I haven’t seen much discussion of this issue outside of the intellectual property community, though no doubt it’s being discussed among tractor owners. John Deere has effectively locked down its tractors, making it difficult for farmers to repair or modify the tractors they have purchased on their own. Fortunately, there’s a carveout in the onerous DMCA that keeps jailbreaking the tractors from being criminal, but the farmers are still potentially liable in a civil suit, and as in any situation with running unauthorized firmware, are in a constant arms race with the manufacturer to keep up with the latest releases, not to mention vulnerable to security issues.
John Deere today, GM tomorrow? Not impossible to imagine.

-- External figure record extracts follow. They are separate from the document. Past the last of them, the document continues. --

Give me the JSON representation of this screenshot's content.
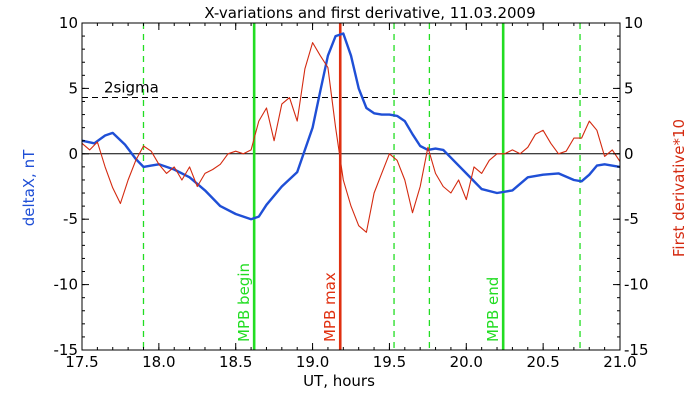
{
  "chart_data": {
    "type": "line",
    "title": "X-variations and first derivative, 11.03.2009",
    "xlabel": "UT, hours",
    "ylabel_left": "deltaX, nT",
    "ylabel_right": "First derivative*10",
    "xlim": [
      17.5,
      21.0
    ],
    "ylim": [
      -15,
      10
    ],
    "xticks": [
      "17.5",
      "18.0",
      "18.5",
      "19.0",
      "19.5",
      "20.0",
      "20.5",
      "21.0"
    ],
    "yticks": [
      "10",
      "5",
      "0",
      "-5",
      "-10",
      "-15"
    ],
    "grid": false,
    "colors": {
      "deltaX": "#1f4fd6",
      "derivative": "#d42a10",
      "green": "#22dd22",
      "red_marker": "#e03010",
      "axis": "#000000"
    },
    "threshold": {
      "label": "2sigma",
      "value": 4.3
    },
    "zero_line": 0,
    "vertical_markers": [
      {
        "x": 18.62,
        "label": "MPB begin",
        "color": "#22dd22",
        "style": "solid"
      },
      {
        "x": 19.18,
        "label": "MPB max",
        "color": "#e03010",
        "style": "solid"
      },
      {
        "x": 20.24,
        "label": "MPB end",
        "color": "#22dd22",
        "style": "solid"
      }
    ],
    "dashed_markers": [
      17.9,
      19.53,
      19.76,
      20.74
    ],
    "series": [
      {
        "key": "deltaX",
        "x": [
          17.5,
          17.58,
          17.65,
          17.7,
          17.78,
          17.85,
          17.9,
          17.95,
          18.0,
          18.1,
          18.2,
          18.3,
          18.4,
          18.5,
          18.6,
          18.65,
          18.7,
          18.8,
          18.9,
          19.0,
          19.05,
          19.1,
          19.15,
          19.2,
          19.25,
          19.3,
          19.35,
          19.4,
          19.45,
          19.5,
          19.55,
          19.6,
          19.65,
          19.7,
          19.75,
          19.8,
          19.85,
          19.9,
          20.0,
          20.1,
          20.2,
          20.3,
          20.4,
          20.5,
          20.6,
          20.7,
          20.75,
          20.8,
          20.85,
          20.9,
          21.0
        ],
        "y": [
          1.0,
          0.8,
          1.4,
          1.6,
          0.7,
          -0.4,
          -1.0,
          -0.9,
          -0.8,
          -1.2,
          -1.8,
          -2.8,
          -4.0,
          -4.6,
          -5.0,
          -4.8,
          -3.9,
          -2.5,
          -1.4,
          2.0,
          4.8,
          7.5,
          9.0,
          9.2,
          7.5,
          5.0,
          3.5,
          3.1,
          3.0,
          3.0,
          2.9,
          2.5,
          1.5,
          0.6,
          0.3,
          0.4,
          0.3,
          -0.3,
          -1.5,
          -2.7,
          -3.0,
          -2.8,
          -1.8,
          -1.6,
          -1.5,
          -2.0,
          -2.1,
          -1.6,
          -0.9,
          -0.8,
          -1.0
        ]
      },
      {
        "key": "derivative",
        "x": [
          17.5,
          17.55,
          17.6,
          17.65,
          17.7,
          17.75,
          17.8,
          17.85,
          17.9,
          17.95,
          18.0,
          18.05,
          18.1,
          18.15,
          18.2,
          18.25,
          18.3,
          18.35,
          18.4,
          18.45,
          18.5,
          18.55,
          18.6,
          18.65,
          18.7,
          18.75,
          18.8,
          18.85,
          18.9,
          18.95,
          19.0,
          19.05,
          19.1,
          19.15,
          19.2,
          19.25,
          19.3,
          19.35,
          19.4,
          19.45,
          19.5,
          19.55,
          19.6,
          19.65,
          19.7,
          19.75,
          19.8,
          19.85,
          19.9,
          19.95,
          20.0,
          20.05,
          20.1,
          20.15,
          20.2,
          20.25,
          20.3,
          20.35,
          20.4,
          20.45,
          20.5,
          20.55,
          20.6,
          20.65,
          20.7,
          20.75,
          20.8,
          20.85,
          20.9,
          20.95,
          21.0
        ],
        "y": [
          0.8,
          0.3,
          0.9,
          -1.0,
          -2.6,
          -3.8,
          -2.0,
          -0.5,
          0.6,
          0.2,
          -0.8,
          -1.5,
          -1.0,
          -2.0,
          -1.0,
          -2.5,
          -1.5,
          -1.2,
          -0.8,
          0.0,
          0.2,
          0.0,
          0.3,
          2.5,
          3.5,
          1.0,
          3.8,
          4.3,
          2.5,
          6.5,
          8.5,
          7.5,
          6.6,
          2.0,
          -2.0,
          -4.0,
          -5.5,
          -6.0,
          -3.0,
          -1.5,
          0.0,
          -0.5,
          -2.0,
          -4.5,
          -2.5,
          0.5,
          -1.5,
          -2.5,
          -3.0,
          -2.0,
          -3.5,
          -1.0,
          -1.5,
          -0.5,
          0.0,
          0.0,
          0.3,
          0.0,
          0.5,
          1.5,
          1.8,
          0.8,
          0.0,
          0.2,
          1.2,
          1.2,
          2.5,
          1.8,
          -0.2,
          0.3,
          -0.6
        ]
      }
    ]
  }
}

As automobiles get more and more sophisticated and software controlled, car manufacturers will want to limit what customers can do to the software, for good reasons: safety and security can be compromised with changes that don’t go well. However, the temptation will also be there to protect that investment and recoup the cost by forcing customers to stay within their infrastructure for add-on parts and repairs. Tires that have to be licensed by GM to be recognized by the vehicle, for example, or the car won’t operate. Oil changes that can only be performed at GM-certified garages. When the ability of the engine to start and run is controlled by software, almost anything is possible. We’re already seeing used car dealers adding after-market devices that disable vehicles if too many payments are missed. What if car companies decide to stop supporting cars that are more than 10 years old?
Regulation is going to be way behind reality here.